My interest in this question is in relation to the foundations of plane geometry.
Thank you for any ideas.
Consider $K$ the field given by the Laurent series of $t$ over $\mathbb{Q}$ which have only finitely many terms with $t$ up to a negative exponent, i.e. $$K=\left\{\sum_{k\geq n}a_kt^k\,|\,n\in\mathbb{Z}\text{, for all }k\geq n\text{, }a_k\in\mathbb{Q}\right\}$$ with the usual addition and multiplication, i.e., $$\sum_k a_kt^k+\sum_kb_kt^k=\sum_k(a_k+b_k)t^k$$ and $$\left(\sum_{k\geq n} a_kt^k\right)\left(\sum_{k\geq m} b_kt^k\right)=\sum_{k\geq n+m}\left(\sum_{\substack{i+j=k\\i\geq n,j\geq m}}a_ib_j\right)t^k\text{.}$$ This field can be made an ordered field by defining the set of positive elements to be $$K^+=\left\{\sum_{k\geq n}a_kt^k\in K\,|\,a_n>0\right\}\text{.}$$ One easily verifies that $K^+$ is closed under addition and multiplication and that every element of $K$ is in $K^+$, $-K^+$ or $\{0\}$. Therefore $x\geq y$ given by $$x-y\in K^+\cup\{0\}$$ defines a total order compatible with the field structure of $K$.
Here, the counterexamples is given by the function $$f:K\rightarrow K$$ defined by $$f\left(\sum_{k\geq n} a_kt^k\right)=\sum_{k\geq n} (1+\delta^1_k)a_kt^k\text{,}$$ where $\delta^1_k$ is the Kornecker's delta -equal to one if $1=k$, zero otherwise-, which is monotonous since it takes positives to positives. (In a more simple way, $f$ multiplies by $2$ the coefficient of $t$.) Clearly, $f$ is an isomorphism of the ordered additive groups such that $f(1)=1$, but it is not compatible with multiplication since $$t^2=f(t^2)\neq f(t)^2=4t^2\text{.}$$
(The problem is that since $Q$ is not dense in $K$ with respect the order topology, we cannot guarantee using continuity that the fact that $f$ preserves the multiplication on $\mathbb{Q}$ implies that it preserves it on $K$.)

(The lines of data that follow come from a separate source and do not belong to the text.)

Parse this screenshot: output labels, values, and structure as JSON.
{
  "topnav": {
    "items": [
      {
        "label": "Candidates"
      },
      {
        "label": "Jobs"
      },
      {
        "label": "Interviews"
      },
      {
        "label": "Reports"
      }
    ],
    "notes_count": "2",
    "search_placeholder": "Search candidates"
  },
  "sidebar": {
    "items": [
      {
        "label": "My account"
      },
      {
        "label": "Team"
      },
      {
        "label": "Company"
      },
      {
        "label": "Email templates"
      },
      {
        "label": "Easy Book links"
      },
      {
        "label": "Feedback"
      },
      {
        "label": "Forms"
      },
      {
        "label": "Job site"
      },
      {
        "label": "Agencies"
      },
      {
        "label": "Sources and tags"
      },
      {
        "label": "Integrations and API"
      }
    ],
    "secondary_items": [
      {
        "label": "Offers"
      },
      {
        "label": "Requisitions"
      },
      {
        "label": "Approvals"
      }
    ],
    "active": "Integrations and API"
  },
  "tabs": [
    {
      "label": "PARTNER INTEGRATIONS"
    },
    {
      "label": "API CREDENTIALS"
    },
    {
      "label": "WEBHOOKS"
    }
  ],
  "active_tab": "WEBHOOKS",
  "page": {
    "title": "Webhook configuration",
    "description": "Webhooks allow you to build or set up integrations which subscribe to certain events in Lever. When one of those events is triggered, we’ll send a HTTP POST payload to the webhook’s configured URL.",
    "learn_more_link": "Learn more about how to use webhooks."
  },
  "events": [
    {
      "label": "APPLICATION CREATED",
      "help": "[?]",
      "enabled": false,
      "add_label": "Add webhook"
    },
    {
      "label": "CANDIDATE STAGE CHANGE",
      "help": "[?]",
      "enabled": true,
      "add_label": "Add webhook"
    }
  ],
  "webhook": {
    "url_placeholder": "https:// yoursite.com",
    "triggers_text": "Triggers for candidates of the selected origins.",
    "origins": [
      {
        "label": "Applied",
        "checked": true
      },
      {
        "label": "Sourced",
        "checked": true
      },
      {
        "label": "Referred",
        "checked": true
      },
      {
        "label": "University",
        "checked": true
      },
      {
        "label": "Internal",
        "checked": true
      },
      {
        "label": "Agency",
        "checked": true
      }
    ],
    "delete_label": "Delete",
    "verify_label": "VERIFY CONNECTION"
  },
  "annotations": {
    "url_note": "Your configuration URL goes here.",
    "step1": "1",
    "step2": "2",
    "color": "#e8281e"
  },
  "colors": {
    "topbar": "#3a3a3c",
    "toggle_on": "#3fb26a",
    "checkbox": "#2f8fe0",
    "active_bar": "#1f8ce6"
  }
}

EDIT: For a counterexample with an ordered field whose positive elements are the squares, consider a field $L$ whose elements are the formal series given by $$\sum_{k\geq n}a_kt^{k/2^m}$$ with $a_k\in\mathbb{R}$ and $n,m\in\mathbb{Z}$. Define the sum, multiplication and order in an identical way as we did in the previous field. For concreteness, this means that in $L$: $$\sum_{\gamma}a_\gamma t^{\gamma}+\sum_{\gamma}b_\gamma t^{\gamma}=\sum_\gamma (a_\gamma+b_\gamma)t^\gamma\text{,}$$ $$\left(\sum_{k\geq n_0}a_kt^{k/2^{m_0}}\right)\left(\sum_{k\geq n_1}a_kt^{k/2^{m_1}}\right)=\sum_{k\geq n_02^{m_1}+n_12^{m_1}}\left(\sum_{\substack{i2^{m_1}+j2^{m_0}=k\\i\geq n_0,j\geq n_1}}a_ib_j\right)t^{k/2^{m_0+m_1}} \text{,}$$ and $$L^+=\left\{\sum_{k\geq n}a_kt^{k/2^m}\in L\,|\,a_n>0\right\}\text{.}$$ In this way the previous counterexample works in exactly the same way, we consider $$f:L\rightarrow L$$ that multiplies the coefficient of $t$ by $2$. And ones easily check that is $f$ is also in this case an isomorphism of ordered additive groups, such that it is not compatible with the multiplicative structure.
We only have to check that every element has an square root, for that we will use a direct computation. If $$f=\sum_{k\geq n}a_kt^{k/2^m}\in L^+\text{,}$$ with $a_n>0$, for $$g=\sum_{k\geq n}b_kt^{k/2^{m+1}}$$ we plan the equation $$g^2=f$$ which translates into $$ (2-\delta_{k-n}^n)b_{k-n}b_n+\sum_{\substack{i+j=k\\i,j> n}}b_ib_j=\sum_{\substack{i+j=k\\i,j\geq n}}b_ib_j=\begin{cases} a_{k/2}&\text{ if }k\text{ even}\\ 0&\text{ if }k\text{ odd} \end{cases}\text{,}$$ for $k\geq 2n$. By solving -which it is only possible when $a_n\geq 0$, otherwise $b_{n}^2=a_n$ has not solution-, we have that $$g^2=f$$ when $$ b_k=\begin{cases} \sqrt{a_n} & \text{if }k=n\\ (2\sqrt{a})^{-1}\left(a_{k+n}-\sum_{\substack{i+j=n+k\\i,j>n}}b_ib_j\right) &\text{if }k+n\neq 2n\text{ even}\\ -(2\sqrt{a})^{-1}\sum_{\substack{i+j=n+k\\i,j>n}}b_ib_j&\text{if }k+n\text{ odd} \end{cases}\text{.}$$ In other words, $g$ is an square root of $f$.